Délaissant l'espace de cette collaboration l'ambiant qui fait depuis longtemps sa marque de fabrique (écouter à l'occasion le Lux de 2012, ça peut guérir le cancer il parait), Eno parait s'amuser comme un fou avec son poto Karl. La preuve : deux albums déjà parus en 2014, le deuxième meilleur que le premier - bon signe. Depuis sa production jusque dans la composition de certains morceaux, High Life ne manque pas de rappeler My Life In The Bush of Ghost, le sommet de la production Eno/Byrne, avec le Remain In Light des Talking Heads. À cet égard, "Time to Waste It" est troublante de parenté avec MLITBOG !
D'entrée, on comprend qu'avec High Life on est en présence de deux amoureux du son. La production est aux petits oignons, la texture des guitares (l'instrument dominant du disque) est à se damner et l'ambiance est parfaitement envoûtante. C'est la plus grande qualité de l'album et son plus grand défaut. Car là où le son est magnifique, les compositions restent... en suspens. Chaque morceau a une idée de base ; des guitares répétitives qui s'entremêlent jusqu'à l'extase, des assauts électriques en contrepoints, une rythmique venue du désert aux chants distordus, une mélodie à l'africaine répétée en boucle sur des chœurs bienheureux, etc... L'idée est posée dès le départ et on sait à quoi s'attendre pendant les 5 à 9 minutes du morceau. Au temps pour l'écriture !
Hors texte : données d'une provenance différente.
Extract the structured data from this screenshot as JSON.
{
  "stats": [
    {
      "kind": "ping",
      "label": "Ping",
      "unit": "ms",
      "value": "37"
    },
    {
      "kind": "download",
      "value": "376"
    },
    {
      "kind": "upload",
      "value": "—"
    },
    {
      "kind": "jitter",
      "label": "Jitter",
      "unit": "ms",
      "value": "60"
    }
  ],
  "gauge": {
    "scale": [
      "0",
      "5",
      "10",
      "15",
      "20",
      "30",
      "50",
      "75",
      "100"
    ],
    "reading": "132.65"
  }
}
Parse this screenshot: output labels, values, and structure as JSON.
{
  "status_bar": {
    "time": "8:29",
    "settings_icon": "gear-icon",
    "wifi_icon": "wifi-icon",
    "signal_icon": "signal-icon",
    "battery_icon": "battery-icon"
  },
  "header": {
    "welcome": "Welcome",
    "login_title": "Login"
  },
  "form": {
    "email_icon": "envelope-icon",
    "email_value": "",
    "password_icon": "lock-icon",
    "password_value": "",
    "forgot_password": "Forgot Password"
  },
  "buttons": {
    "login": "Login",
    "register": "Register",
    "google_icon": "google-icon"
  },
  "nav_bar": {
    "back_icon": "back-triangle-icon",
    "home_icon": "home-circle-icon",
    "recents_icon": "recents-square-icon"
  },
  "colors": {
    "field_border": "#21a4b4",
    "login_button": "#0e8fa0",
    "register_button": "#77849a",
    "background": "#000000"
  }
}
Brian Eno est un petit malin, il ne sort de l'ambiant que pour mieux en appliquer les principes ailleurs. Et Hyde de le cautionner avec entrain. Fort heureusement, les deux gusses n'ont pas volé leur réputation, et ils savent garder l'auditeur en haleine jusqu'au bout grâce à leur maîtrise sonore. L'ambiant est bien là, en loucedé, les morceaux pourraient très bien ne jamais finir. Un peu comme cette collaboration, on croise les doigts car Eno semble y avoir trouvé une seconde jeunesse !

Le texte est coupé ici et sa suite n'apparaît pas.